Cruz's political strength has dismayed ethanol makers. The group America's Renewable Future, whose state director is the governor's son, is deploying 22 staffers in the presidential campaign. The lobby doesn't want to look like a paper tiger.

Ethanol subsidies once included a high tariff and generous tax credits, both of which expired at the end of 2011. However, the Renewable Fuel Standard, which requires blending ethanol with gasoline, operates as a huge industry subsidy. Robert Bryce of the Manhattan Institute figured the requirement cost drivers more than $10 billion since 2007.

Ethanol is a political creation. Three decades ago, the Agriculture Department admitted that ethanol could not survive "without massive new government assistance," which "cannot be justified on economic grounds." What other reason could there be for an ethanol dole?

Petroleum is the most cost-effective energy source available for transportation, in particular. Ethanol has only about two-thirds of the energy content of gasoline. Given the energy necessary to produce ethanol—fuel tractors, make fertilizer and distill alcohol, for instance—ethanol actually may consume more in fossil fuels than the energy it yields.

The ethanol lobby claims using this inferior fuel nevertheless promotes "energy independence." However, ending imports wouldn't insulate the United States from the impact of disruptions in a global market. Moreover, the price of this energy "insurance" is wildly excessive.

Bryce figured that "since 1982, on average ethanol has cost 2.4 times more than an energy-equivalent amount of gasoline." In some years, the former was three times as expensive.

Last year, Terry Dinan of the Congressional Budget Office told House members that "the marginal cost of reducing gasoline consumption by one gallon through substituting corn ethanol" could run as much $3.20. With the United States likely to become a net oil exporter, the call for energy independence makes ever less sense.

As I point out on American Spectator online, "By creating an artificial energy demand for corn—40 percent of the existing supply goes for ethanol—Uncle Sam also is raising food prices. This obviously makes it harder for poor people to feed themselves, and raises costs for those seeking to help them."

Nor does ethanol welfare yield an environmental benefit, as claimed. In fact, ethanol is bad for the planet.

Two years ago, the Intergovernmental Panel on Climate Change warned that "increasing bioenergy crop cultivation poses risks to ecosystems and biodiversity." Scientific American's David Biello pointed to fertilizer runoff from cornfields that created "vast oxygen-deprived 'dead zones' in the Gulf of Mexico."

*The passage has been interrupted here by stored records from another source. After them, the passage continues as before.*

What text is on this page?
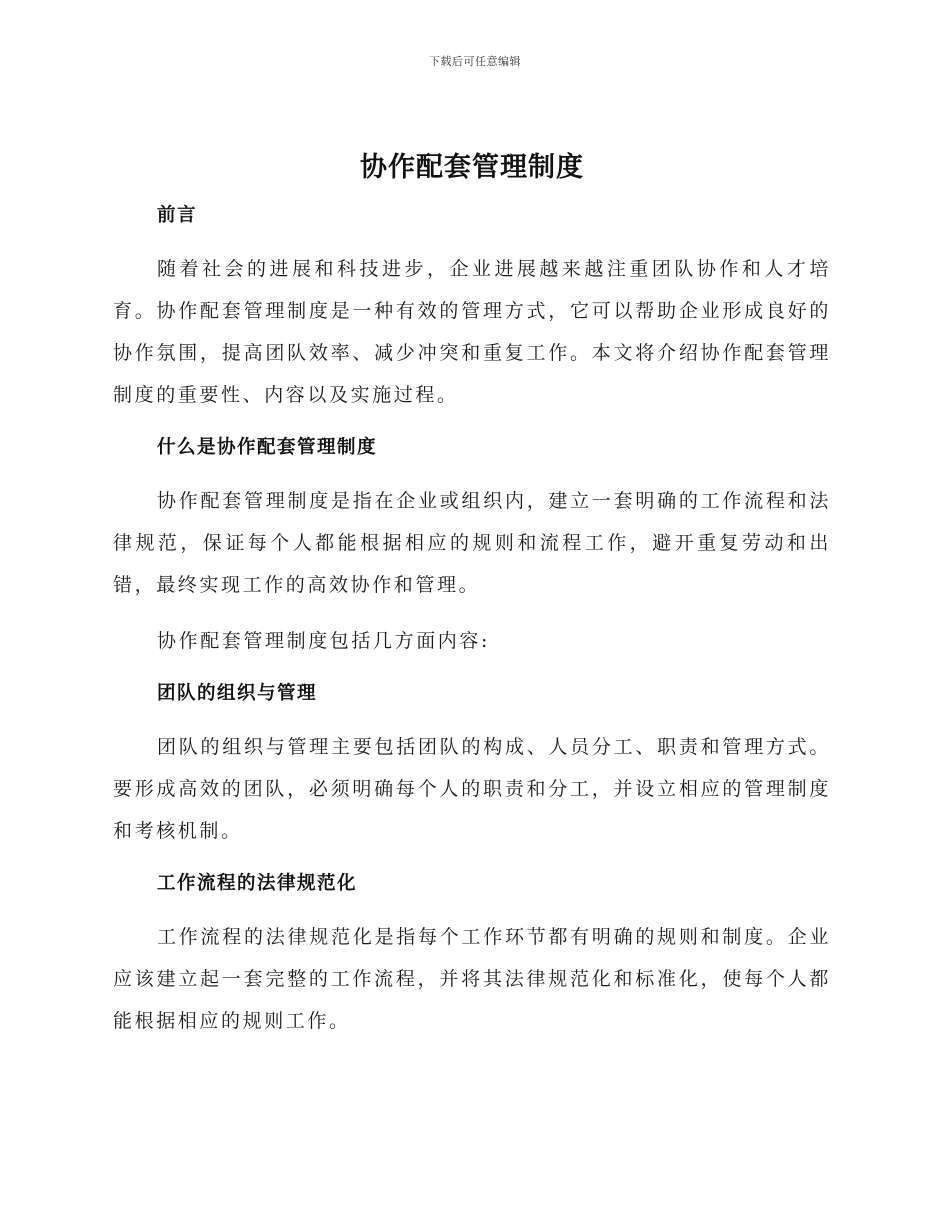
下载后可任意编辑
协作配套管理制度
前言

随着社会的进展和科技进步，企业进展越来越注重团队协作和人才培育。协作配套管理制度是一种有效的管理方式，它可以帮助企业形成良好的协作氛围，提高团队效率、减少冲突和重复工作。本文将介绍协作配套管理制度的重要性、内容以及实施过程。

什么是协作配套管理制度

协作配套管理制度是指在企业或组织内，建立一套明确的工作流程和法律规范，保证每个人都能根据相应的规则和流程工作，避开重复劳动和出错，最终实现工作的高效协作和管理。

协作配套管理制度包括几方面内容:

团队的组织与管理

团队的组织与管理主要包括团队的构成、人员分工、职责和管理方式。要形成高效的团队，必须明确每个人的职责和分工，并设立相应的管理制度和考核机制。

工作流程的法律规范化

工作流程的法律规范化是指每个工作环节都有明确的规则和制度。企业应该建立起一套完整的工作流程，并将其法律规范化和标准化，使每个人都能根据相应的规则工作。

Jerry Taylor and Peter Van Doren, formerly and currently at the Cato Institute, respectively, also cited research that, after taking "evaporative emissions" into account, determined that ethanol mixed with gasoline "actually increases emissions of total hydrocarbons, non-methane organize compounds and volatile toxins." Moreover, additional land used for corn production means "more water pollution, less water for other uses and more ecosystems destruction."

What about combating climate change? One study estimated a drop of between 1 and 5 percent in greenhouse emissions from the blended fuel, which makes the cost extraordinarily high.

Other reviews don't even find this reduction. Princeton's Timothy Searchinger told Biello, "We can't get to a result with corn ethanol where we can generate greenhouse gas benefits." Similarly, warned Dinan, "replacing gasoline with corn ethanol has only limited potential for reducing emissions (and some studies indicate that it could increase emissions)."

Ethanol is a bad deal by any standard. Whomever Iowans support for president, King Ethanol deserves a bout of regicide.

Doug Bandow is a senior fellow at the Cato Institute.